Dermalogica may disclose Customers’ personal information to third parties:

• a) in the event that Dermalogica sell or buy any business or assets, in which case Dermalogica may disclose Customers’ personal data to the prospective seller or buyer of such business or assets;
• b) if Dermalogica or substantially all of its assets are acquired by a third party, in which case personal data held by it about its customers will be one of the transferred assets;
• c) if Dermalogica are under a duty to disclose or share Customers’ personal data in order to comply with any legal obligation, or in order to enforce or apply Dermalogica’s terms of use and other agreements; or to protect the rights, property, or safety of Dermalogica, Dermalogica’s customers, or others. This includes exchanging information with other companies and organisations for the purposes of fraud protection and credit risk reduction.

CUSTOMERS’ RIGHTS

Customers have the right to ask Dermalogica not to process Customers’ personal data for marketing purposes. Dermalogica will usually inform Customers (before collecting Customers’ data) if Dermalogica intend to use Customers’ data for such purposes or if Dermalogica intend to disclose Customers’ information to any third party for such purposes. Customers can exercise Customers’ right to prevent such processing by checking certain boxes on the forms Dermalogica use to collect Customers’ data. Customers can also exercise the right at any time by contacting Dermalogica at [enquiry@dermalogica.co.uk].

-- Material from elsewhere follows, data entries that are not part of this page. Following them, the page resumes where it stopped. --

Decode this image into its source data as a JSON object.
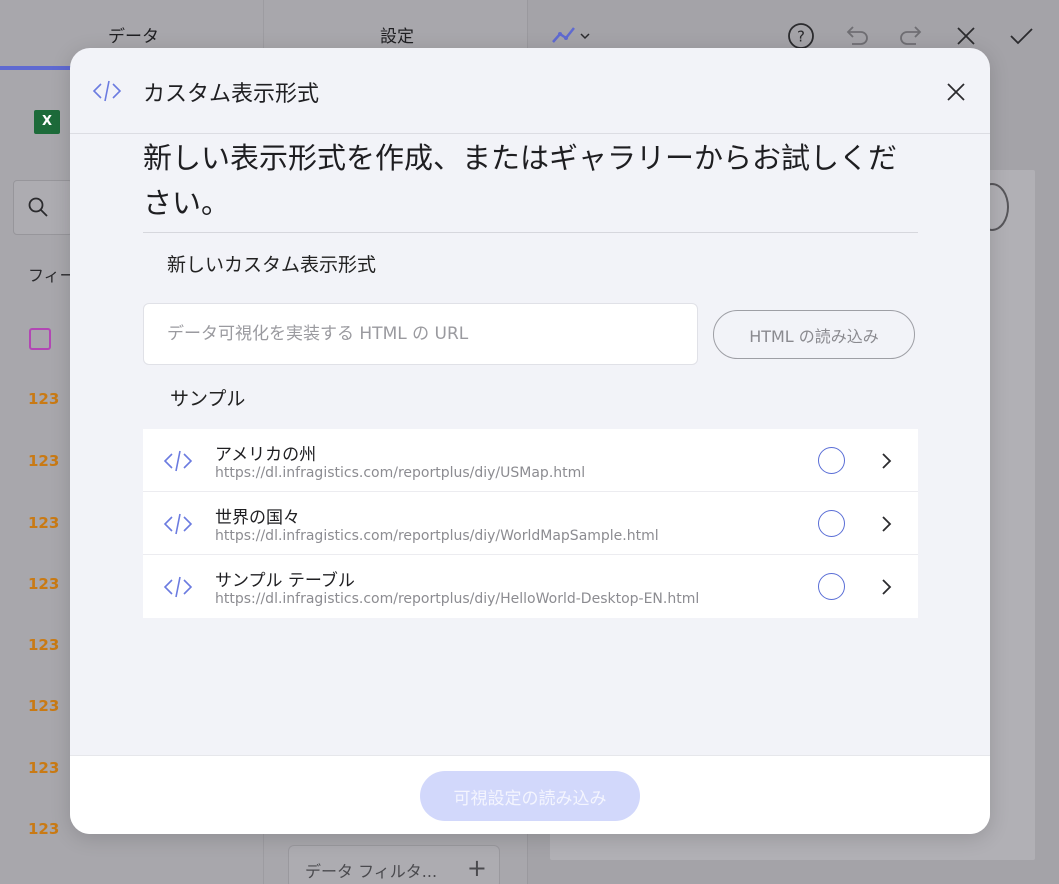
{
  "background": {
    "tabs": [
      "データ",
      "設定"
    ],
    "toolbar_icons": [
      "line-chart-icon",
      "help-icon",
      "undo-icon",
      "redo-icon",
      "close-icon",
      "check-icon"
    ],
    "sidebar_section": "フィー",
    "field_type_label": "123",
    "filter_placeholder": "データ フィルタ...",
    "filter_add": "+"
  },
  "modal": {
    "title": "カスタム表示形式",
    "intro": "新しい表示形式を作成、またはギャラリーからお試しください。",
    "new_section_label": "新しいカスタム表示形式",
    "url_placeholder": "データ可視化を実装する HTML の URL",
    "url_value": "",
    "load_html_label": "HTML の読み込み",
    "samples_label": "サンプル",
    "samples": [
      {
        "title": "アメリカの州",
        "url": "https://dl.infragistics.com/reportplus/diy/USMap.html"
      },
      {
        "title": "世界の国々",
        "url": "https://dl.infragistics.com/reportplus/diy/WorldMapSample.html"
      },
      {
        "title": "サンプル テーブル",
        "url": "https://dl.infragistics.com/reportplus/diy/HelloWorld-Desktop-EN.html"
      }
    ],
    "load_viz_label": "可視設定の読み込み"
  },
  "colors": {
    "accent": "#6b7be0",
    "radio": "#5a6ed6",
    "primary_disabled": "#d2d8fb",
    "number_type": "#c97a14"
  }
}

Dermalogica’s Sites may, from time to time, contain links to and from the websites of Dermalogica’s partner networks, advertisers and affiliates. If Customers follow a link to any of these websites, please note that these websites have their own privacy policies and that Dermalogica do not accept any responsibility or liability for these policies. Please check these policies before Customers submit any personal data to these websites.

ACCESS TO INFORMATION

The Act gives Customers the right to access information held about Customers. Customers’ right of access can be exercised in accordance with the Act. Any access request may be subject to a fee of £10 to meet Dermalogica’s costs in providing Customers with details of the information Dermalogica hold about Customers.

CHANGES TO DERMALOGICA’S PRIVACY POLICY

Any changes Dermalogica may make to Dermalogica’s privacy policy in the future will be posted on this page and, where appropriate, notified to Customers by e-mail.